Tréplica: Crítico poderia xingar menos no Twitter e preservar o protocolo da sua nova função

Por guilherme genestreti
Sonia Braga em cena do filme "Aquarius", de Kleber Mendonca Filho, que participa da competicao do Festival de Cannes 2016  FOTO Divulgacao ***DIREITOS RESERVADOS. NÃO PUBLICAR SEM AUTORIZAÇÃO DO DETENTOR DOS DIREITOS AUTORAIS E DE IMAGEM***
Sonia Braga em cena do filme “Aquarius”, de Kleber Mendonça Filho (Créditos: Divulgação)

Logo que foi publicada a coluna “Sem Legenda”, da Folha, no último dia 4, Marcos Petrucelli comemorou no Facebook: “A Folha acaba de me elevar ao posto de crítico de cinema mais temido do Brasil!”.

A coluna em questão destacava a polêmica em torno da nomeação de Petrucelli para a comissão que vai definir que filme nacional disputará a vaga brasileira no Oscar. Isso porque o crítico é conhecido por zombar do cineasta Kleber Mendonça Filho, diretor de “Aquarius”, o mais forte concorrente à vaga.
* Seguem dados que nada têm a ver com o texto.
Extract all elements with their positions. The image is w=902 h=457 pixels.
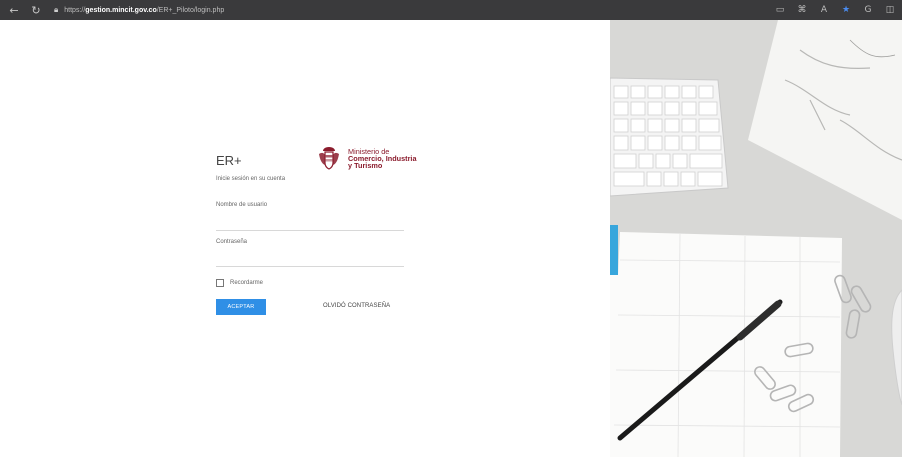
coat-of-arms-icon [319, 147, 339, 170]
url-prefix: https:// [64, 6, 86, 14]
background-photo [610, 20, 902, 457]
desk-photo-illustration [610, 20, 902, 457]
accept-button[interactable]: ACEPTAR [216, 299, 266, 315]
ministry-logo: Ministerio de Comercio, Industria y Turi… [316, 145, 417, 171]
favorites-star-icon[interactable]: ★ [838, 2, 854, 18]
refresh-icon[interactable]: ↻ [28, 2, 44, 18]
ministry-name: Ministerio de Comercio, Industria y Turi… [348, 147, 417, 170]
browser-toolbar: ← ↻ 🔒︎ https://gestion.mincit.gov.co/ER+… [0, 0, 902, 20]
password-input[interactable] [216, 253, 404, 265]
username-label: Nombre de usuario [216, 202, 268, 208]
tab-icon[interactable]: ▭ [772, 2, 788, 18]
remember-me[interactable]: Recordarme [216, 279, 263, 287]
username-underline [216, 230, 404, 231]
login-panel: ER+ Inicie sesión en su cuenta Ministeri… [0, 20, 610, 457]
collections-icon[interactable]: G [860, 2, 876, 18]
read-aloud-icon[interactable]: A [816, 2, 832, 18]
remember-checkbox[interactable] [216, 279, 224, 287]
password-underline [216, 266, 404, 267]
browser-tools: ▭ ⌘ A ★ G ◫ [766, 2, 898, 18]
login-subtitle: Inicie sesión en su cuenta [216, 176, 286, 182]
username-input[interactable] [216, 217, 404, 229]
page-content: ER+ Inicie sesión en su cuenta Ministeri… [0, 20, 902, 457]
url-path: /ER+_Piloto/login.php [156, 6, 225, 14]
remember-label: Recordarme [230, 280, 264, 286]
url-domain: gestion.mincit.gov.co [85, 6, 157, 14]
back-arrow-icon[interactable]: ← [6, 2, 22, 18]
password-label: Contraseña [216, 239, 248, 245]
ministry-name-line3: y Turismo [348, 160, 383, 170]
address-bar[interactable]: 🔒︎ https://gestion.mincit.gov.co/ER+_Pil… [54, 3, 224, 17]
split-screen-icon[interactable]: ◫ [882, 2, 898, 18]
forgot-password-link[interactable]: OLVIDÓ CONTRASEÑA [323, 303, 390, 309]
app-title: ER+ [216, 153, 242, 168]
extensions-icon[interactable]: ⌘ [794, 2, 810, 18]
lock-icon: 🔒︎ [54, 5, 59, 14]
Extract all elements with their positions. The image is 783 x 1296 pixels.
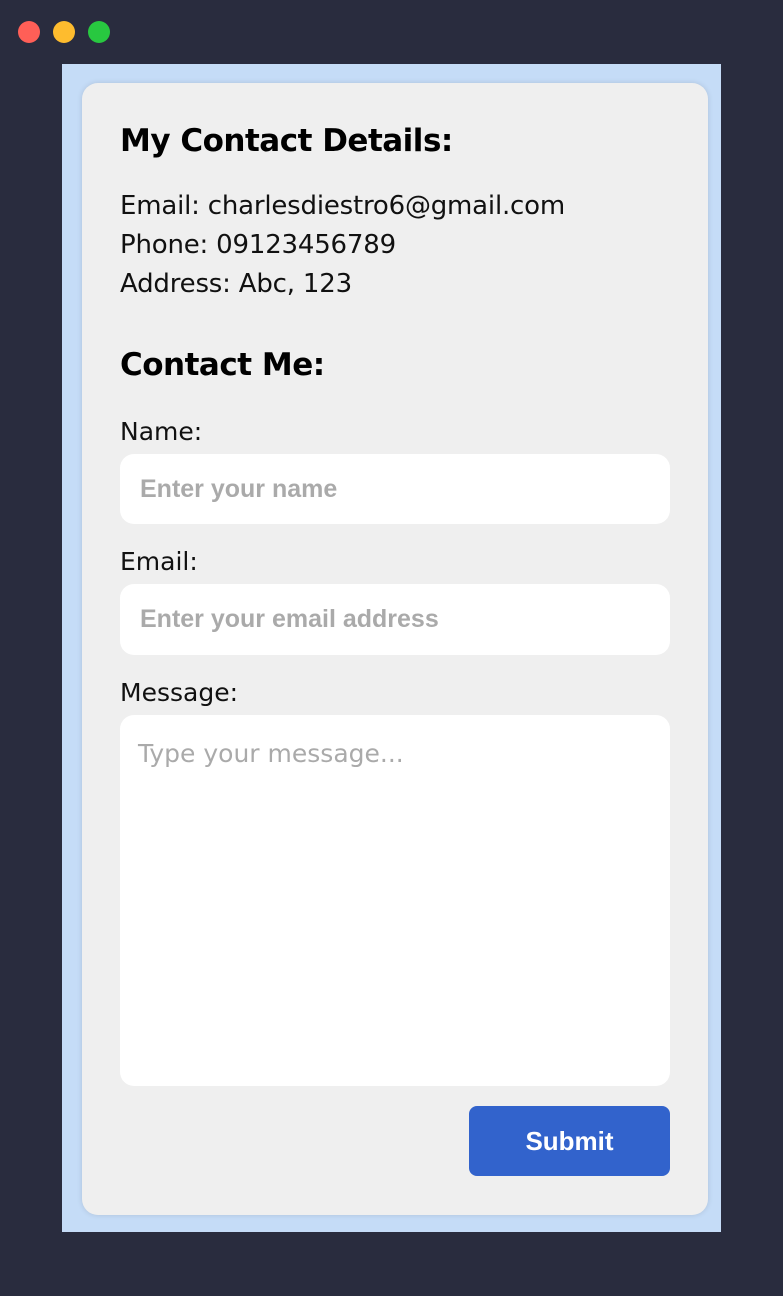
name-label: Name: [120, 417, 203, 446]
email-label: Email: [120, 547, 198, 576]
contact-email-text: Email: charlesdiestro6@gmail.com [120, 191, 565, 221]
contact-details-heading: My Contact Details: [120, 123, 453, 159]
maximize-window-dot[interactable] [88, 21, 110, 43]
minimize-window-dot[interactable] [53, 21, 75, 43]
submit-button[interactable]: Submit [469, 1106, 670, 1176]
email-input[interactable] [120, 584, 670, 655]
contact-address-text: Address: Abc, 123 [120, 269, 352, 299]
contact-card: My Contact Details: Email: charlesdiestr… [82, 83, 708, 1215]
contact-form-heading: Contact Me: [120, 347, 325, 383]
content-frame: My Contact Details: Email: charlesdiestr… [62, 64, 721, 1232]
message-label: Message: [120, 678, 238, 707]
close-window-dot[interactable] [18, 21, 40, 43]
name-input[interactable] [120, 454, 670, 524]
message-textarea[interactable] [120, 715, 670, 1086]
contact-phone-text: Phone: 09123456789 [120, 230, 396, 260]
Nesta quinta (11), contudo, o tom de Petrucelli foi bem diferente daquele manifestado na rede social: em réplica publicada na Folha põe-se no papel de vítima (autoproclama-se o “malvado favorito”) e contesta que “Aquarius” seja “candidato natural” à vaga no Oscar.

A coluna “Sem Legenda” é informativa, e não opinativa: não criou a celeuma. Mas noticiou uma controvérsia que tomou forma nas redes sociais e entre os membros da Associação Brasileira de Críticos de Cinema, principal agremiação do setor no país e da qual Petrucelli não faz mais parte.

O que a coluna aponta é que existe polêmica quanto à neutralidade de um membro da comissão, alguém que por pelo menos oito vezes usou redes sociais para depreciar Mendonça Filho.

O desejável é que a escolha da comissão não seja pautada pelos humores partidários. Como ele irá separar a obra de seu realizador?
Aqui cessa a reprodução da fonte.